American film director and screenwriter (born 1983)

Lee Toland Krieger (born January 24, 1983) is an American film director and screenwriter best known for the films The Vicious Kind (2009), Celeste and Jesse Forever (2012) and The Age of Adaline (2015).

==Early life==
Krieger was born and raised in Los Angeles. He became "hooked" on filmmaking at the age of 13 when his neighbor, film producer Steve Perry, brought him to the set of the 1996 film Executive Decision. Krieger later interned for Perry during high school, and in college he worked for Neil LaBute and his producing partner Gail Mutrux. He graduated from the University of Southern California's School of Cinema and Television in 2005.

==Career==
Krieger founded a production company, Autumn Entertainment, in 2004, under which his first project was December Ends, a feature film shot on a US$75,000 budget. The film premiered at the 2006 Method Fest, two years after it was shot, where it won the festival's Best Picture award.
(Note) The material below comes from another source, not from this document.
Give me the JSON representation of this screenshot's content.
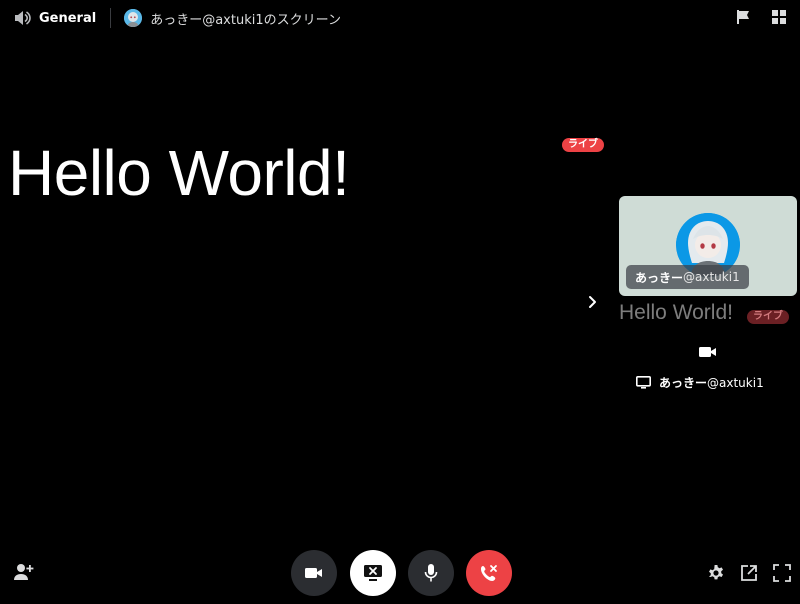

In 2009, Krieger wrote and directed The Vicious Kind, which premiered at the 2009 Sundance Film Festival and earned him numerous accolades including the Emerging Filmmaker Award at the Denver Film Festival and an Independent Spirit Award nomination for Best Screenplay. He was later asked by producer Jennifer Todd to direct Celeste and Jesse Forever, based on a script written by Rashida Jones and Will McCormack, which would also premiere at the Sundance Film Festival in 2012. After the success of Celeste and Jesse Forever, he received offers to direct similar scripts, but turned them down in lieu of writing his own material for future projects.

He has also directed many commercials with clients such as Joseph Abboud and AG Jeans, and music videos for Universal Music Group and the Island Def Jam Music Group.

He directed The Age of Adaline, starring Blake Lively and Michiel Huisman. Production started in March 2014, and the film was released in April 2015.

On September 19, 2012, Lionsgate acquired the rights to the script Vanish Man written by Denison Hatch. Later in February 2015, Krieger was set to rewrite and direct the film, which 21 Laps Entertainment would produce.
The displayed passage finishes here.